Alors que nous étions étudiants, combien d'entre nous durent rédiger des documents de recherche où l’on nous demandait de « changer le monde » ? Je suis sûr que nous pouvons tous nous souvenir d'un texte semblable à celui-ci : «Si je pouvais changer une chose dans le monde, ce serait comme ça », ou encore : « Comment puis-je rendre le monde meilleur ? » Souvent, ces tâches d'écriture nous étaient données alors que nous n'étions même pas capables de réfléchir à des concepts aussi abstraits que la guerre ou la politique.

Ces essais nous ont-ils aidés à penser de manière critique ? Dans certains cas oui, mais la plupart du temps, ces sujets ne nous ont appris qu’une seule chose : à devenir des planificateurs centraux. L’éducation nationale nous a enseigné que des problèmes sociaux complexes peuvent être résolus par une seule personne (ou quelques fonctionnaires) dans une salle où l'élaboration des politiques publiques de la nation toute entière est conçue.
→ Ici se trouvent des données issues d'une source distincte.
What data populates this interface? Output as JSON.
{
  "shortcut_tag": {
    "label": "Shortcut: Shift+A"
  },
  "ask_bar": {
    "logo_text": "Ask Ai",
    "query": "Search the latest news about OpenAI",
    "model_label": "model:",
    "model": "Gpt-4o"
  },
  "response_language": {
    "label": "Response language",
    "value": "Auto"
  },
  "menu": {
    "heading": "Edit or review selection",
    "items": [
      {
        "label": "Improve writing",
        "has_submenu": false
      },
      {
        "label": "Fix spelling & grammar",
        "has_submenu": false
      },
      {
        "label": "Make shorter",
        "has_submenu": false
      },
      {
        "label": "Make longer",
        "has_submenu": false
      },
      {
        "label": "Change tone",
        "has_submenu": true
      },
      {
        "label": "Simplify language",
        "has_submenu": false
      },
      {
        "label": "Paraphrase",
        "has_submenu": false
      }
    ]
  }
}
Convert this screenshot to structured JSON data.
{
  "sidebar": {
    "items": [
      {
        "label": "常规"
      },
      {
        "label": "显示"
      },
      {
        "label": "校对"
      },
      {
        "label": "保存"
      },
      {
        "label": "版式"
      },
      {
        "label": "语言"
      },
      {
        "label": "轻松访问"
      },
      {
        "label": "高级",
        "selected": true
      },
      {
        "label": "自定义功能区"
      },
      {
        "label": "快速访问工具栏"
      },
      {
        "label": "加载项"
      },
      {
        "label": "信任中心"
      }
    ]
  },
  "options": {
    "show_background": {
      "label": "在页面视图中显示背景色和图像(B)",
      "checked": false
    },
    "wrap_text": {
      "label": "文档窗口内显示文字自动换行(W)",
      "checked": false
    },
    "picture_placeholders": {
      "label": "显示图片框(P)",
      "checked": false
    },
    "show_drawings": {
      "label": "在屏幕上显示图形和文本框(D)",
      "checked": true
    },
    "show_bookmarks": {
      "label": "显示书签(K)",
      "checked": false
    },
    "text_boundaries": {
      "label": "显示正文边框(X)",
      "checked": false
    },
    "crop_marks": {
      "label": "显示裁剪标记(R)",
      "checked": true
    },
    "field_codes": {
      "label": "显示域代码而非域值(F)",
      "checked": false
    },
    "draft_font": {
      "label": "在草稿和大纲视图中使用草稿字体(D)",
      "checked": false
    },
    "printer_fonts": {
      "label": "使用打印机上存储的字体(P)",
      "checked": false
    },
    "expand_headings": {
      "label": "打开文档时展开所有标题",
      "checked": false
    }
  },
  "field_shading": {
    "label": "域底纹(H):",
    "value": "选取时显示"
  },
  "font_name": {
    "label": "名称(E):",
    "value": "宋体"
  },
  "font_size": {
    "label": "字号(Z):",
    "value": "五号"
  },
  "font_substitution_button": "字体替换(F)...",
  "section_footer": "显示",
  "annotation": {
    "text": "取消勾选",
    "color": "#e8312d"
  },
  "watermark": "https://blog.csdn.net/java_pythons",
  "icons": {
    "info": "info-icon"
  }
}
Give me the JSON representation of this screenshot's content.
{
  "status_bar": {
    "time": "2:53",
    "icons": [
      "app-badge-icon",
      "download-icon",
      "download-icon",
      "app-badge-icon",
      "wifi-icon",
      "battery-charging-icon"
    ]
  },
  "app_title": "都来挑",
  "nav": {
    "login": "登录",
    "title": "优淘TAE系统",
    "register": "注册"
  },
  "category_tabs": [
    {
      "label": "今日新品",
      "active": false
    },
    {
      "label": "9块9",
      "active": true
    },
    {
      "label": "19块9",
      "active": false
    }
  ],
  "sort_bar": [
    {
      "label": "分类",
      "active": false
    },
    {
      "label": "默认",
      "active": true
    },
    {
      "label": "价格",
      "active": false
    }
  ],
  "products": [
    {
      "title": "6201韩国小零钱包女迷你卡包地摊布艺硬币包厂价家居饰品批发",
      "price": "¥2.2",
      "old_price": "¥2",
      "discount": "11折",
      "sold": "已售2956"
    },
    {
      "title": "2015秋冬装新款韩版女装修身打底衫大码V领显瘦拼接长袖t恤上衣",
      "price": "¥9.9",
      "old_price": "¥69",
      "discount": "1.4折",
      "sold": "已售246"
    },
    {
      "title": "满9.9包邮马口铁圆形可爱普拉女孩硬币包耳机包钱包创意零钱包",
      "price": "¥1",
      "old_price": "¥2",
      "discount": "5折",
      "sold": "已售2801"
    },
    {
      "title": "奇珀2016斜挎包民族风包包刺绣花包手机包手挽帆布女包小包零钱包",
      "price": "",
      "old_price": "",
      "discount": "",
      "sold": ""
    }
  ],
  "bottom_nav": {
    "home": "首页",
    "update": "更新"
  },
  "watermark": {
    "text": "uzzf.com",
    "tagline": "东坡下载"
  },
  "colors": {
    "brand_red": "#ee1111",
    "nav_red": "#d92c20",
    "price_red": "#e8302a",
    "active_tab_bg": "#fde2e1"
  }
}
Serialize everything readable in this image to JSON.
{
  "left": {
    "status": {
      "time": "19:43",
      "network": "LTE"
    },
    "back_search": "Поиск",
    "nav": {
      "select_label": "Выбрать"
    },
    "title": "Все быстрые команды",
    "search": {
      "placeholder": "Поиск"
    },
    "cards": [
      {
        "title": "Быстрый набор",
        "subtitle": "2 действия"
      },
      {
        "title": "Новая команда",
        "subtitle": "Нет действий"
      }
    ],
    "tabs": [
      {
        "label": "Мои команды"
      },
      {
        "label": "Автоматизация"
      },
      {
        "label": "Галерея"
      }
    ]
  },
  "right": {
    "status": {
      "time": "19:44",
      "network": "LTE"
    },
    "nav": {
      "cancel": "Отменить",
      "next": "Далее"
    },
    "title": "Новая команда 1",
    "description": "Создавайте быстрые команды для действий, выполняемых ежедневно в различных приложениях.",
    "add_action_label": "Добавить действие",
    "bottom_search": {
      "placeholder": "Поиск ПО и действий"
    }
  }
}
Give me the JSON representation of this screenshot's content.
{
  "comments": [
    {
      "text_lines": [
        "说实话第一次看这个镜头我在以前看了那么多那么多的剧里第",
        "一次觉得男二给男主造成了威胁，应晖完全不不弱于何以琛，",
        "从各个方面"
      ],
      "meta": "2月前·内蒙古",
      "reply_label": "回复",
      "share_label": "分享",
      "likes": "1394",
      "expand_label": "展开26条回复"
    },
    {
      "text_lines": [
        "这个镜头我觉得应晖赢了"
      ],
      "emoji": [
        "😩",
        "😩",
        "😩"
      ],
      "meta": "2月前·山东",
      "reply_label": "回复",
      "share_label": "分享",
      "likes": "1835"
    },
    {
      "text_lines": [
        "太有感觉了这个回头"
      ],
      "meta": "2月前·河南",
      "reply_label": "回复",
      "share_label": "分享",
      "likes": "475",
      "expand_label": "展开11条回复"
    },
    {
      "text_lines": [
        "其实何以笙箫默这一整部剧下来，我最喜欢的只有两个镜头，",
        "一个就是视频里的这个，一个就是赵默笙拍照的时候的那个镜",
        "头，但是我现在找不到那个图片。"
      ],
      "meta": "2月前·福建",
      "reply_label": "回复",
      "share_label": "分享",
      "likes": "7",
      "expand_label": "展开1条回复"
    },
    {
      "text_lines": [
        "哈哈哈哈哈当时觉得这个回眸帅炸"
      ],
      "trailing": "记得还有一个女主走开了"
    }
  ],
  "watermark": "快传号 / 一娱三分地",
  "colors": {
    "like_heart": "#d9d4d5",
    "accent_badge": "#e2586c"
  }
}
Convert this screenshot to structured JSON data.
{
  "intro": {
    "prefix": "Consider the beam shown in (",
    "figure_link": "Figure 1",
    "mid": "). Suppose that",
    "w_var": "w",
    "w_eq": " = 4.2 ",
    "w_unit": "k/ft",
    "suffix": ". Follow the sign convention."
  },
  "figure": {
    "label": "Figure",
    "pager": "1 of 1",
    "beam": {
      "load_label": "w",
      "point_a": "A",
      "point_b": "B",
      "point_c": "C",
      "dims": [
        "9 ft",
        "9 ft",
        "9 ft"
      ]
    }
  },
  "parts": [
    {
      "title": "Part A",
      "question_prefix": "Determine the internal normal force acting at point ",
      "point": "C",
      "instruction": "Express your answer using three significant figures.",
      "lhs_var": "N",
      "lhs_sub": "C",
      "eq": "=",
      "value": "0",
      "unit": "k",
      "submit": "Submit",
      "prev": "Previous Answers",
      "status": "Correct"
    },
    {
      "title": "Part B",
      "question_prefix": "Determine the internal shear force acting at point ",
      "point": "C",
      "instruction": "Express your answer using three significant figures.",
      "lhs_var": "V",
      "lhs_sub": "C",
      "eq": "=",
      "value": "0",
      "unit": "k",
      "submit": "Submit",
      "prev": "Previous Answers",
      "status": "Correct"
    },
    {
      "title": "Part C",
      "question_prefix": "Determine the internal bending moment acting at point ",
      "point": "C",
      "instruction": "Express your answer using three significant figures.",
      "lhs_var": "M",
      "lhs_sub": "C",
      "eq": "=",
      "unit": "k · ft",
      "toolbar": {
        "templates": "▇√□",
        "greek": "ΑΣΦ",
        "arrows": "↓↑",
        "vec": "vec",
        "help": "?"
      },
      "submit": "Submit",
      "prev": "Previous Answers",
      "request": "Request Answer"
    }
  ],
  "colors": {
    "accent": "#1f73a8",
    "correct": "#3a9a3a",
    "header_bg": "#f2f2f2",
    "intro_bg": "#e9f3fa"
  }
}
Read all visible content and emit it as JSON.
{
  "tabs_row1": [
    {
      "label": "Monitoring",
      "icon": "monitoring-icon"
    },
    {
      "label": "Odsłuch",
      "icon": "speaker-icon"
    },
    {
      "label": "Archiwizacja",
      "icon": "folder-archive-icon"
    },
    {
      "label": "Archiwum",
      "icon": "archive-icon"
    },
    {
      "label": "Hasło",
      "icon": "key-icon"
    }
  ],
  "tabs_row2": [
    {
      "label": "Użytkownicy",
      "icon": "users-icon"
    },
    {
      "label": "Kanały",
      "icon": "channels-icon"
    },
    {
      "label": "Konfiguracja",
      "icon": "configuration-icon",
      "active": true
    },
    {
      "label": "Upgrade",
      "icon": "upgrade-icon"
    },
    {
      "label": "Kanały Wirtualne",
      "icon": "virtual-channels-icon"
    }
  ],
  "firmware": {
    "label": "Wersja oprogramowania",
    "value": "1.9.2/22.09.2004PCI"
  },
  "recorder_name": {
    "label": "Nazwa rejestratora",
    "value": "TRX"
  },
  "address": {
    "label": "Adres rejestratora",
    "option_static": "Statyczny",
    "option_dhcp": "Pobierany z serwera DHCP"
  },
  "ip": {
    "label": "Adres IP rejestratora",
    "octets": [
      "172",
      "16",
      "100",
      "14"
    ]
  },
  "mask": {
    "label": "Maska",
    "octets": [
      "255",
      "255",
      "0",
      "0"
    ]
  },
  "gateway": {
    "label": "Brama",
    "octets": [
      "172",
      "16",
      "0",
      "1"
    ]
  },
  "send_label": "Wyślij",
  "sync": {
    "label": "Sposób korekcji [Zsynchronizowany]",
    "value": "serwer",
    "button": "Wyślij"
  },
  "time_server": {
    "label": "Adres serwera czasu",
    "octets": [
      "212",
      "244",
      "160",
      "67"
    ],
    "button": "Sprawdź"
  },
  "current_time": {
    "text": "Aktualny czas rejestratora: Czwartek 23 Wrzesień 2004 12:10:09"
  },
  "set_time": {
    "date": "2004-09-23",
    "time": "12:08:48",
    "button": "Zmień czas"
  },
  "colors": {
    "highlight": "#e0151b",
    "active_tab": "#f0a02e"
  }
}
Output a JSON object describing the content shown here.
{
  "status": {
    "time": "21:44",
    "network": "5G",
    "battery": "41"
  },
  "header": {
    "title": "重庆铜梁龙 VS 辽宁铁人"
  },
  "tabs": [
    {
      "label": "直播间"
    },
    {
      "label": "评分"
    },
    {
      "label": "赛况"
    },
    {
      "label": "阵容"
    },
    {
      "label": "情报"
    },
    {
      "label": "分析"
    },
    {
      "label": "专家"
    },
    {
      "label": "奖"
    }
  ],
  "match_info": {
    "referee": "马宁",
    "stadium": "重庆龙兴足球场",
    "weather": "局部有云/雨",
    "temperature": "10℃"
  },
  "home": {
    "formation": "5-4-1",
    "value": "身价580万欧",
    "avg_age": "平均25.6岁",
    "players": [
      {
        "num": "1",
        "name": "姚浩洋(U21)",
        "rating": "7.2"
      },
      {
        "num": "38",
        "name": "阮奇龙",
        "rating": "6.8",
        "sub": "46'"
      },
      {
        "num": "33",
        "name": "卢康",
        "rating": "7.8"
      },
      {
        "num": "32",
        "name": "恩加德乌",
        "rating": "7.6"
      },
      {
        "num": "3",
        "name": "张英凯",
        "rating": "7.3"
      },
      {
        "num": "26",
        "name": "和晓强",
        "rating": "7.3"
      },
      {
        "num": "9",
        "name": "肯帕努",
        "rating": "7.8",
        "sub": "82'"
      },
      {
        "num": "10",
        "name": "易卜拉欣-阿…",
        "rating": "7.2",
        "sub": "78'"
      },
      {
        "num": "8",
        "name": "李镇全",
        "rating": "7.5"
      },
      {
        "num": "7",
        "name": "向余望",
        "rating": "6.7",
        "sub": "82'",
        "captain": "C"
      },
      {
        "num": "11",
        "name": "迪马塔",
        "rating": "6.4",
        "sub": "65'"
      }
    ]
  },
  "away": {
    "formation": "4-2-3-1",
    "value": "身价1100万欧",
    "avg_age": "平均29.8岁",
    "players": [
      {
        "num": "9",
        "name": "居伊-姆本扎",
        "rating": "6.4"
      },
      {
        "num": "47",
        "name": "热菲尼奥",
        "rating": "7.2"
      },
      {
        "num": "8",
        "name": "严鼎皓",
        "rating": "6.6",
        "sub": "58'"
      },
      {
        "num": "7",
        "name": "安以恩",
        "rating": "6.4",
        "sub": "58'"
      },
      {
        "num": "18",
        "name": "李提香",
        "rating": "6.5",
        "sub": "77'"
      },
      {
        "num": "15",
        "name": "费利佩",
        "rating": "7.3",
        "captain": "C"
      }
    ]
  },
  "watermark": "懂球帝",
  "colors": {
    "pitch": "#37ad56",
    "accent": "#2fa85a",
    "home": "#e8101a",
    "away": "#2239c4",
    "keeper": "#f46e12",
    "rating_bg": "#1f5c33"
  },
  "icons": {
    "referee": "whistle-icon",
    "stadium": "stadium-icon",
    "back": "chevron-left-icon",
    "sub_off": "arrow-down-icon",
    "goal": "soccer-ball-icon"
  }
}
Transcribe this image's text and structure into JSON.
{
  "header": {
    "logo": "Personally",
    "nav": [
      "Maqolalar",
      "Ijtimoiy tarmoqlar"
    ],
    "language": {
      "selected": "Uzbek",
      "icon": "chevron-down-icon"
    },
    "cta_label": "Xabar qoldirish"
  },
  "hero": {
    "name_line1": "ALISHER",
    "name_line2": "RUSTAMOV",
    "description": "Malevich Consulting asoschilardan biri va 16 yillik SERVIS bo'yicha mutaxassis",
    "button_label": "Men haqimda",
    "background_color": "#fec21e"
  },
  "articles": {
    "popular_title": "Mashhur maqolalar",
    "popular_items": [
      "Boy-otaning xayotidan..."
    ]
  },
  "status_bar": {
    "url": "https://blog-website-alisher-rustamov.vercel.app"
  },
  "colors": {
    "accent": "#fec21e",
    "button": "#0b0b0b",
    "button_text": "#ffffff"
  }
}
« Si par exemple nous donnons 1000 $ à chaque pauvre, nous n'aurons plus de pauvreté », nous a-t-on enseigné. Mais l'enseignant n'a jamais demandé d’où venait cet argent. Cela n'avait pas d'importance car, au moins, nous pensions à aider d'autres personnes. L’essentiel était de trouver des «solutions» et d'être «réactif».

« Je pense que nous pouvons sauver l'environnement si tout le monde plante un arbre », avons-nous conclu. L'enseignant n'a jamais demandé comment on peut mobiliser tout le monde. Serait-ce par la force ou par la persuasion ? Cela n'avait pas d'importance. Nous commencions à réaliser l'importance des décideurs politiques pour façonner le monde.(1)

Nous n'avons pas demandé à examiner les nombreuses conséquences imprévues qui peuvent découler de ces nouvelles idées. Où irions-nous trouver les 1000 $ pour chaque pauvre ? Sur quel critère peut-on juger qui est pauvre ? Comment pouvons-nous nous assurer que les 1000 $ dépensés permettront de sortir une personne de la pauvreté ? (2)

Bien sûr, il ne nous a jamais été demandé s'il est moral de voler l'argent des uns pour le donner aux autres. (3) Cela n'avait pas d'importance. Nous faisions juste semblant d'être à la place de l'État.

N’avoir aucune idée pour sauver le monde était pire que d’avoir de mauvaises idées. Les enseignants nous ont appris à respecter la diversité des idées. Leur credo était que toutes les idées se valent et qu'aucune n’est nécessairement meilleure qu’une autre. (4)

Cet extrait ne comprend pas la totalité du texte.